One E85 website reports that 2,211 gas stations around the US sell E85. Finding reliable statistics on actual E85 sales is time-consuming, but if all these stations sold at the current Minnesota average of around 4,000 gallons per month, then total US E85 sales are just over 100 million gpy. That's less than 0.1% of US gasoline sales, or just about enough to absorb the output of one typical ethanol plant. These figures also suggest that the roughly 6 million "flexible fuel vehicles" apparently on the road today are consuming E85 less than 10% of the time, either because of availability, or because the average discount between E85 and gasoline is typically much less than the 25% or so necessary to compensate for its lower energy content.
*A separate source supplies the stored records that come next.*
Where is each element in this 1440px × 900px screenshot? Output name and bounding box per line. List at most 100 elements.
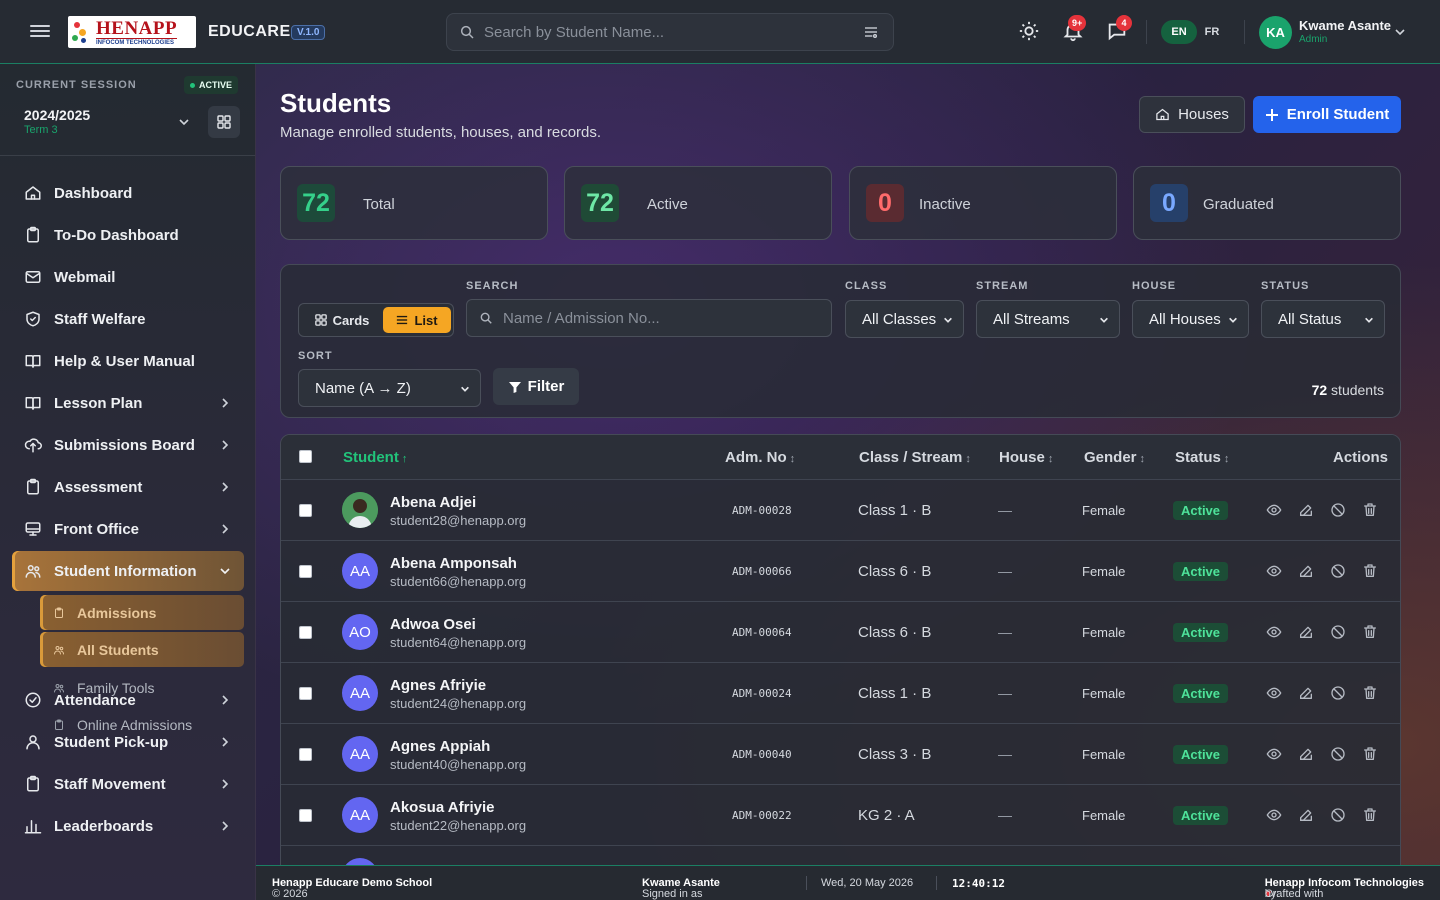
row-checkbox[interactable] — [299, 809, 312, 822]
trash-icon[interactable] — [1362, 502, 1378, 518]
student-name[interactable]: Agnes Appiah — [390, 738, 490, 755]
edit-icon[interactable] — [1298, 746, 1314, 762]
footer-credit: Crafted with ♥ by: Henapp Infocom Techno… — [1264, 877, 1424, 900]
ban-icon[interactable] — [1330, 502, 1346, 518]
messages-button[interactable]: 4 — [1106, 15, 1132, 42]
sun-icon[interactable] — [1018, 20, 1040, 42]
trash-icon[interactable] — [1362, 563, 1378, 579]
sidebar-item-to-do-dashboard[interactable]: To-Do Dashboard — [12, 215, 244, 255]
column-student[interactable]: Student ↑ — [343, 449, 407, 466]
student-name[interactable]: Adwoa Osei — [390, 616, 476, 633]
table-row[interactable] — [281, 846, 1400, 865]
student-name[interactable]: Abena Adjei — [390, 494, 476, 511]
eye-icon[interactable] — [1266, 624, 1282, 640]
column-status[interactable]: Status ↕ — [1175, 449, 1229, 466]
student-name[interactable]: Akosua Afriyie — [390, 799, 494, 816]
houses-button[interactable]: Houses — [1139, 96, 1245, 133]
row-checkbox[interactable] — [299, 504, 312, 517]
table-row[interactable]: AA Agnes Appiah student40@henapp.org ADM-00… — [281, 724, 1400, 785]
eye-icon[interactable] — [1266, 563, 1282, 579]
select-all-checkbox[interactable] — [299, 450, 312, 463]
sidebar-item-leaderboards[interactable]: Leaderboards — [12, 806, 244, 846]
ban-icon[interactable] — [1330, 746, 1346, 762]
edit-icon[interactable] — [1298, 563, 1314, 579]
lang-fr-button[interactable]: FR — [1194, 20, 1230, 44]
row-checkbox[interactable] — [299, 565, 312, 578]
cards-view-button[interactable]: Cards — [303, 307, 381, 333]
column-class-stream[interactable]: Class / Stream ↕ — [859, 449, 971, 466]
edit-icon[interactable] — [1298, 624, 1314, 640]
notifications-button[interactable]: 9+ — [1062, 15, 1087, 42]
row-checkbox[interactable] — [299, 626, 312, 639]
status-select[interactable]: All Status — [1261, 300, 1385, 338]
list-icon — [397, 315, 408, 325]
logo[interactable]: HENAPP INFOCOM TECHNOLOGIES — [68, 16, 196, 48]
stat-label: Graduated — [1203, 196, 1274, 213]
table-row[interactable]: Abena Adjei student28@henapp.org ADM-00028… — [281, 480, 1400, 541]
stream-select[interactable]: All Streams — [976, 300, 1120, 338]
row-checkbox[interactable] — [299, 687, 312, 700]
column-house[interactable]: House ↕ — [999, 449, 1053, 466]
clipboard-icon — [55, 719, 63, 730]
trash-icon[interactable] — [1362, 807, 1378, 823]
trash-icon[interactable] — [1362, 624, 1378, 640]
sort-select[interactable]: Name (A → Z) — [298, 369, 481, 407]
user-name[interactable]: Kwame Asante — [1299, 18, 1391, 33]
session-year[interactable]: 2024/2025 — [24, 107, 90, 123]
user-avatar[interactable]: KA — [1259, 16, 1292, 49]
lang-en-button[interactable]: EN — [1161, 20, 1197, 44]
global-search-input[interactable] — [484, 23, 863, 41]
global-search[interactable] — [446, 13, 894, 51]
trash-icon[interactable] — [1362, 685, 1378, 701]
enroll-student-button[interactable]: Enroll Student — [1253, 96, 1401, 133]
student-name[interactable]: Agnes Afriyie — [390, 677, 486, 694]
sidebar-item-assessment[interactable]: Assessment — [12, 467, 244, 507]
sidebar-subitem-all-students[interactable]: All Students — [40, 632, 244, 667]
table-row[interactable]: AO Adwoa Osei student64@henapp.org ADM-0006… — [281, 602, 1400, 663]
chevron-down-icon[interactable] — [1394, 26, 1406, 38]
ban-icon[interactable] — [1330, 807, 1346, 823]
menu-toggle-icon[interactable] — [30, 22, 50, 40]
table-row[interactable]: AA Abena Amponsah student66@henapp.org ADM-… — [281, 541, 1400, 602]
apps-grid-button[interactable] — [208, 106, 240, 138]
column-adm-no[interactable]: Adm. No ↕ — [725, 449, 795, 466]
search-options-icon[interactable] — [863, 24, 879, 40]
student-name[interactable]: Abena Amponsah — [390, 555, 517, 572]
eye-icon[interactable] — [1266, 685, 1282, 701]
sidebar-item-lesson-plan[interactable]: Lesson Plan — [12, 383, 244, 423]
clipboard-icon — [27, 478, 39, 495]
trash-icon[interactable] — [1362, 746, 1378, 762]
house-select[interactable]: All Houses — [1132, 300, 1249, 338]
edit-icon[interactable] — [1298, 685, 1314, 701]
ban-icon[interactable] — [1330, 563, 1346, 579]
edit-icon[interactable] — [1298, 502, 1314, 518]
sidebar-item-submissions-board[interactable]: Submissions Board — [12, 425, 244, 465]
eye-icon[interactable] — [1266, 746, 1282, 762]
column-gender[interactable]: Gender ↕ — [1084, 449, 1145, 466]
table-row[interactable]: AA Akosua Afriyie student22@henapp.org ADM-… — [281, 785, 1400, 846]
student-search[interactable] — [466, 299, 832, 337]
sidebar-item-dashboard[interactable]: Dashboard — [12, 173, 244, 213]
sidebar-subitem-family-tools[interactable]: Family Tools — [40, 670, 244, 705]
ban-icon[interactable] — [1330, 685, 1346, 701]
chevron-down-icon[interactable] — [178, 116, 190, 128]
sidebar-item-front-office[interactable]: Front Office — [12, 509, 244, 549]
edit-icon[interactable] — [1298, 807, 1314, 823]
row-checkbox[interactable] — [299, 748, 312, 761]
sidebar-subitem-online-admissions[interactable]: Online Admissions — [40, 707, 244, 742]
sidebar-subitem-admissions[interactable]: Admissions — [40, 595, 244, 630]
sidebar-item-staff-welfare[interactable]: Staff Welfare — [12, 299, 244, 339]
ban-icon[interactable] — [1330, 624, 1346, 640]
divider — [1146, 20, 1147, 44]
list-view-button[interactable]: List — [383, 307, 451, 333]
table-row[interactable]: AA Agnes Afriyie student24@henapp.org ADM-0… — [281, 663, 1400, 724]
class-select[interactable]: All Classes — [845, 300, 964, 338]
sidebar-item-webmail[interactable]: Webmail — [12, 257, 244, 297]
sidebar-item-staff-movement[interactable]: Staff Movement — [12, 764, 244, 804]
sidebar-item-help-user-manual[interactable]: Help & User Manual — [12, 341, 244, 381]
sidebar-item-student-information[interactable]: Student Information — [12, 551, 244, 591]
eye-icon[interactable] — [1266, 807, 1282, 823]
eye-icon[interactable] — [1266, 502, 1282, 518]
filter-button[interactable]: Filter — [493, 368, 579, 405]
student-search-input[interactable] — [503, 309, 831, 327]
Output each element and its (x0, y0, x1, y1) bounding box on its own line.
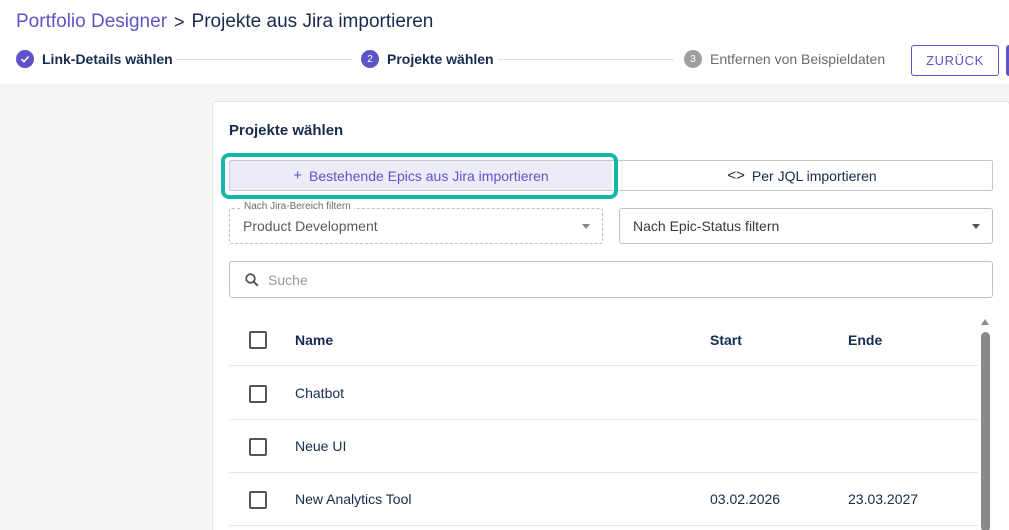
scroll-up-arrow-icon[interactable] (981, 319, 989, 325)
highlight-frame (221, 153, 618, 199)
table-row[interactable]: New Analytics Tool 03.02.2026 23.03.2027 (229, 473, 978, 526)
row-checkbox[interactable] (249, 438, 267, 456)
row-checkbox[interactable] (249, 385, 267, 403)
jira-area-filter-select[interactable]: Nach Jira-Bereich filtern Product Develo… (229, 201, 603, 244)
breadcrumb-portfolio-designer-link[interactable]: Portfolio Designer (16, 11, 167, 33)
step-remove-sample-data: 3 Entfernen von Beispieldaten (684, 49, 885, 69)
step-connector (176, 59, 352, 60)
step-number-badge: 3 (684, 50, 702, 68)
table-row[interactable]: Chatbot (229, 367, 978, 420)
search-input[interactable] (268, 268, 968, 292)
project-name: Chatbot (295, 385, 345, 401)
page-header: Portfolio Designer > Projekte aus Jira i… (0, 0, 1009, 84)
caret-down-icon (582, 224, 590, 229)
back-button[interactable]: ZURÜCK (911, 45, 999, 76)
column-header-end[interactable]: Ende (848, 332, 882, 348)
table-row[interactable]: Neue UI (229, 420, 978, 473)
row-checkbox[interactable] (249, 491, 267, 509)
step-number-badge: 2 (361, 50, 379, 68)
code-icon: <> (727, 167, 745, 184)
page-title: Projekte aus Jira importieren (191, 11, 434, 32)
import-by-jql-button[interactable]: <> Per JQL importieren (612, 161, 992, 190)
project-name: New Analytics Tool (295, 491, 412, 507)
card-title: Projekte wählen (229, 122, 344, 139)
scrollbar-thumb[interactable] (981, 332, 990, 530)
step-link-details: Link-Details wählen (16, 49, 173, 69)
caret-down-icon (972, 224, 980, 229)
project-name: Neue UI (295, 438, 347, 454)
column-header-name[interactable]: Name (295, 332, 333, 348)
breadcrumb: Portfolio Designer > Projekte aus Jira i… (16, 11, 433, 33)
select-all-checkbox[interactable] (249, 331, 267, 349)
epic-status-filter-select[interactable]: Nach Epic-Status filtern (619, 208, 993, 244)
project-start: 03.02.2026 (710, 491, 781, 507)
step-label: Projekte wählen (387, 51, 494, 67)
step-label: Entfernen von Beispieldaten (710, 51, 886, 67)
project-end: 23.03.2027 (848, 491, 919, 507)
stepper: Link-Details wählen 2 Projekte wählen 3 … (16, 49, 896, 71)
import-by-jql-label: Per JQL importieren (751, 167, 877, 184)
jira-area-filter-value: Product Development (243, 218, 378, 234)
step-label: Link-Details wählen (42, 51, 173, 67)
jira-area-filter-label: Nach Jira-Bereich filtern (241, 201, 354, 212)
step-select-projects: 2 Projekte wählen (361, 49, 494, 69)
table-header-row: Name Start Ende (229, 313, 978, 366)
search-icon (244, 272, 260, 288)
column-header-start[interactable]: Start (710, 332, 742, 348)
epic-status-filter-placeholder: Nach Epic-Status filtern (633, 218, 780, 234)
check-icon (16, 50, 34, 68)
step-connector (498, 59, 674, 60)
search-box (229, 261, 993, 298)
breadcrumb-separator: > (174, 11, 185, 32)
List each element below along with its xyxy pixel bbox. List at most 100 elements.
And availability is a function of the significant expenses involved for service stations in either converting an existing tank and pumps for a higher-volume product to E85, or investing in additional tanks and pumps--including the downtime involved in such a project.
In other words, the ethanol industry (and the EPA) are in a bind now because the strategy for increasing ethanol use hinged on the expansion of sales for a new blend of ethanol and gasoline that is incompatible with existing service station infrastructure and with most vehicles on the road, and their best solution to the breakdown of that strategy appears to involve introducing yet another new blend of ethanol and gasoline that is incompatible with existing service station infrastructure and many cars on the road. Using this logic, the answer to the financial crisis would have been to launch another wave of new financial derivatives and sub-prime loans. Perhaps it's time for a simpler answer: If the tests by the EPA and DOE indicate that a significant number of vehicles could be harmed by a 15% blend of ethanol in gasoline, or that such a blend would increase local air pollution, then surely it is time to call a halt to the annual increases in mandated ethanol use until a more practical solution can be found.